Müslümanların reddiye türündeki yapıtlarda inceleyerek eleştirdikleri dinlerin ve inançların başlıcaları şunlardır:
1. İslam öncesi arap dinleri ve inançlan. Bu dinler ve inançlar çoğu zaman Ehl ül -esnam ve mezhep ül-arap fi'l cahiliye (Putatapanlar ve Cahiliye devrinde Araplar'ın mezhebi) adı altında incelenen arap putataparlığı ile es-sabiun (sabiiler) başlığı altında incelenen sabiilikten oluşur Bu emekler, eleştirisel niteliklerinin yanında eski arap dinleri ve inançları hakkında tanıtıcı bilgiler içermeleri bakımından da büyük kıymet taşır.
2. Eski İran dinlen.
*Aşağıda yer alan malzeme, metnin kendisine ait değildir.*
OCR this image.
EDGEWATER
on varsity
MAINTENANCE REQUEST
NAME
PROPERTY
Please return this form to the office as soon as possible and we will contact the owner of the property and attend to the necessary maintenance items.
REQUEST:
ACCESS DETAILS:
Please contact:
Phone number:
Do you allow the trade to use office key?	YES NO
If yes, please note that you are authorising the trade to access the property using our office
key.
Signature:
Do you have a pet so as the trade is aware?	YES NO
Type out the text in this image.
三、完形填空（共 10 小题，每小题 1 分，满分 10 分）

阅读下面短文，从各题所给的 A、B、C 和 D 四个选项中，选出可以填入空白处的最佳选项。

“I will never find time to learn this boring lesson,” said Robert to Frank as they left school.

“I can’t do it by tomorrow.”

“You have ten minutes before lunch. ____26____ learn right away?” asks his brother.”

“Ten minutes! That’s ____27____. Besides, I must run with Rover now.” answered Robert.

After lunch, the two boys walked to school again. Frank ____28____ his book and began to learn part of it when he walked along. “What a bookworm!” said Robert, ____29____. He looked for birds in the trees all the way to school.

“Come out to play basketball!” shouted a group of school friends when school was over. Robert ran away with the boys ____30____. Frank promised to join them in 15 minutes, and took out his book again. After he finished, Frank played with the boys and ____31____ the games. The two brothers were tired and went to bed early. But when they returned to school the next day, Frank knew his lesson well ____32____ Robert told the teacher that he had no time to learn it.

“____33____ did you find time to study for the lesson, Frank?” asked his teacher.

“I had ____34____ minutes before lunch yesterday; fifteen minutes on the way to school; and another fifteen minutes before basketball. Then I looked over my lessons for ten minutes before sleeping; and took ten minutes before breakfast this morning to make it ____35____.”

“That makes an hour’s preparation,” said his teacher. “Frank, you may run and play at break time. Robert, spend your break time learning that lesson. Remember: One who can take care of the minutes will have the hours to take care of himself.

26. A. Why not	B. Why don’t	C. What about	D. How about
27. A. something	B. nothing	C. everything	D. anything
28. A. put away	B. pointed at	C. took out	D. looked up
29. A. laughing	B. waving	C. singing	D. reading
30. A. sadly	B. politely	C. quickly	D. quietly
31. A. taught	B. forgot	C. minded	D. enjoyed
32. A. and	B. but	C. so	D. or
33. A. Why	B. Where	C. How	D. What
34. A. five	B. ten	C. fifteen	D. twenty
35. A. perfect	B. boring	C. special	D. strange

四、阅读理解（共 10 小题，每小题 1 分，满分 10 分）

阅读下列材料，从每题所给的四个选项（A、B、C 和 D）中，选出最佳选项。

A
Reddiyelerde ele alınan bu din ve inançların başlıcaları el -mecus (mecusiler), et-mezdekiye (mezdekler) ve es-seneviye (ikicilikçiler, düalistler) başlıkları altında ele alınmıştır, ikicilik- çilerin mezhep ve grup zincirleri içinde el-maneviye ya da el-menaviye (manicilik) üstünde önemle durulmuştur meşhur felsefeci ve kelam bilgini Fahrettin er-Razi'nin itikadat (inançlar) adlı yapıtında es-seneviye başlığı altında maneviye, deysaniye, markuniye ve mezdekiye inançları incelenmiştir. Mutezile bilginlerinden Kadı Abdülceb- bar'ın el-Muğni adlı yapıtında sözü edilen inançlara mahaniye, sıyamiye ve mıklasiye de eklenmiştir.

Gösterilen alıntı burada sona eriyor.